Despite these moves, the analysts judge that the odds of either a broad-based market collapse or an outsized, rapid rally remain muted. Their language specifically rejects a simple replay of past extremes, writing that a "repeat of the 1999/2000 Tech Wreck is clearly much less likely than widely feared" in 2025.

Drivers of rebalancing

Yardeni highlights large planned capital expenditures by the largest technology firms - described in their note as hyperscalers - to build out AI infrastructure. Those spending commitments have prompted some investors to reconsider whether near-term earnings growth at these companies is sustainable, and to question the timeline for seeing substantive returns from the increased outlays.

Another factor cited by the analysts is the long-running outperformance of the U.S. market. They note that the U.S. share of the global MSCI index rose to a record 65% in 2025, and that this overweighting prompted some investors to rebalance into markets with lower valuation multiples. "So it was time to rebalance into stock markets with lower valuation multiples.
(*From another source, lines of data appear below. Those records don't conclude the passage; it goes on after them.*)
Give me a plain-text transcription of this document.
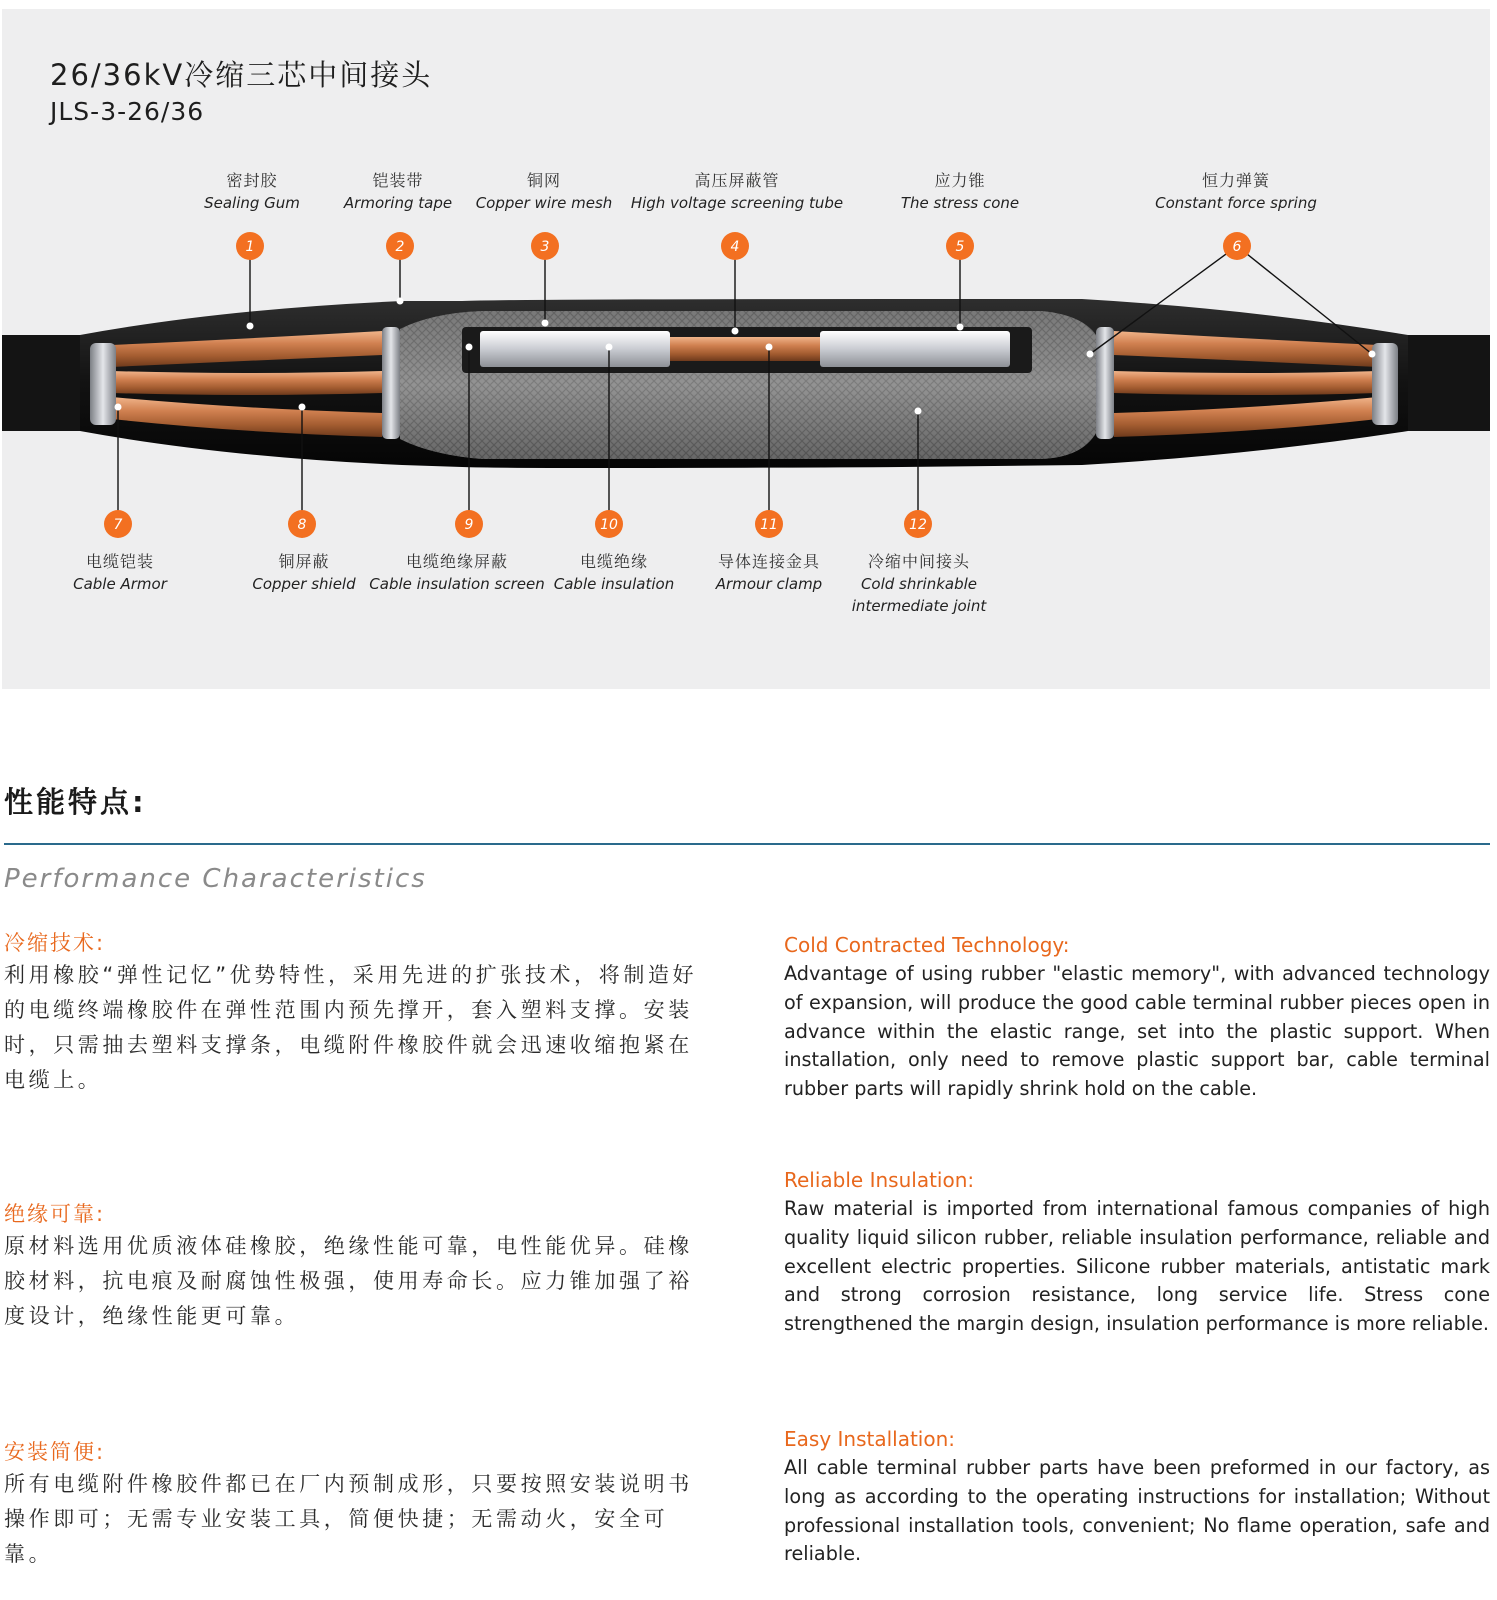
26/36kV冷缩三芯中间接头
JLS-3-26/36
1	2	3	4	5	6
7	8	9	10	11	12
密封胶
Sealing Gum
铠装带
Armoring tape
铜网
Copper wire mesh
高压屏蔽管
High voltage screening tube
应力锥
The stress cone
恒力弹簧
Constant force spring
电缆铠装
Cable Armor
铜屏蔽
Copper shield
电缆绝缘屏蔽
Cable insulation screen
电缆绝缘
Cable insulation
导体连接金具
Armour clamp
冷缩中间接头
Cold shrinkable
intermediate joint
性能特点:
Performance Characteristics
冷缩技术:
利用橡胶“弹性记忆”优势特性，采用先进的扩张技术，将制造好的电缆终端橡胶件在弹性范围内预先撑开，套入塑料支撑。安装时，只需抽去塑料支撑条，电缆附件橡胶件就会迅速收缩抱紧在电缆上。
Cold Contracted Technology:
Advantage of using rubber "elastic memory", with advanced technology of expansion, will produce the good cable terminal rubber pieces open in advance within the elastic range, set into the plastic support. When installation, only need to remove plastic support bar, cable terminal rubber parts will rapidly shrink hold on the cable.
绝缘可靠:
原材料选用优质液体硅橡胶，绝缘性能可靠，电性能优异。硅橡胶材料，抗电痕及耐腐蚀性极强，使用寿命长。应力锥加强了裕度设计，绝缘性能更可靠。
Reliable Insulation:
Raw material is imported from international famous companies of high quality liquid silicon rubber, reliable insulation performance, reliable and excellent electric properties. Silicone rubber materials, antistatic mark and strong corrosion resistance, long service life. Stress cone strengthened the margin design, insulation performance is more reliable.
安装简便:
所有电缆附件橡胶件都已在厂内预制成形，只要按照安装说明书操作即可；无需专业安装工具，简便快捷；无需动火，安全可靠。
Easy Installation:
All cable terminal rubber parts have been preformed in our factory, as long as according to the operating instructions for installation; Without professional installation tools, convenient; No flame operation, safe and reliable.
This global rebalancing is likely to continue this year," the Yardeni analysts wrote.

Investor implications

For investors, the note frames the current environment as one in which valuation compression within a concentrated tech cohort and an ongoing shift toward other sectors and geographies reduce the immediate likelihood of a bubble repeating historical extremes. However, the analysts also underscore that questions remain about when the substantial AI-related capital spending by large tech firms will translate into material earnings gains.

Additional market commentary and investment product information referenced in the original note highlighted data and analytics tools intended to support investment decisions. Readers are advised that such services aim to provide insights rather than guarantees of performance.

Risks

  • Uncertainty over when large AI-related capital expenditures by major tech firms will produce meaningful returns, which could impact Information Technology sector earnings expectations.
  • Continued concentration of market capitalization in a small group of large U.S. technology companies could still pose valuation and rebalancing risks for U.S. equities.
  • The pace and extent of the global rebalancing toward lower-multiple markets may be uneven, creating short-term volatility across regions and sectors.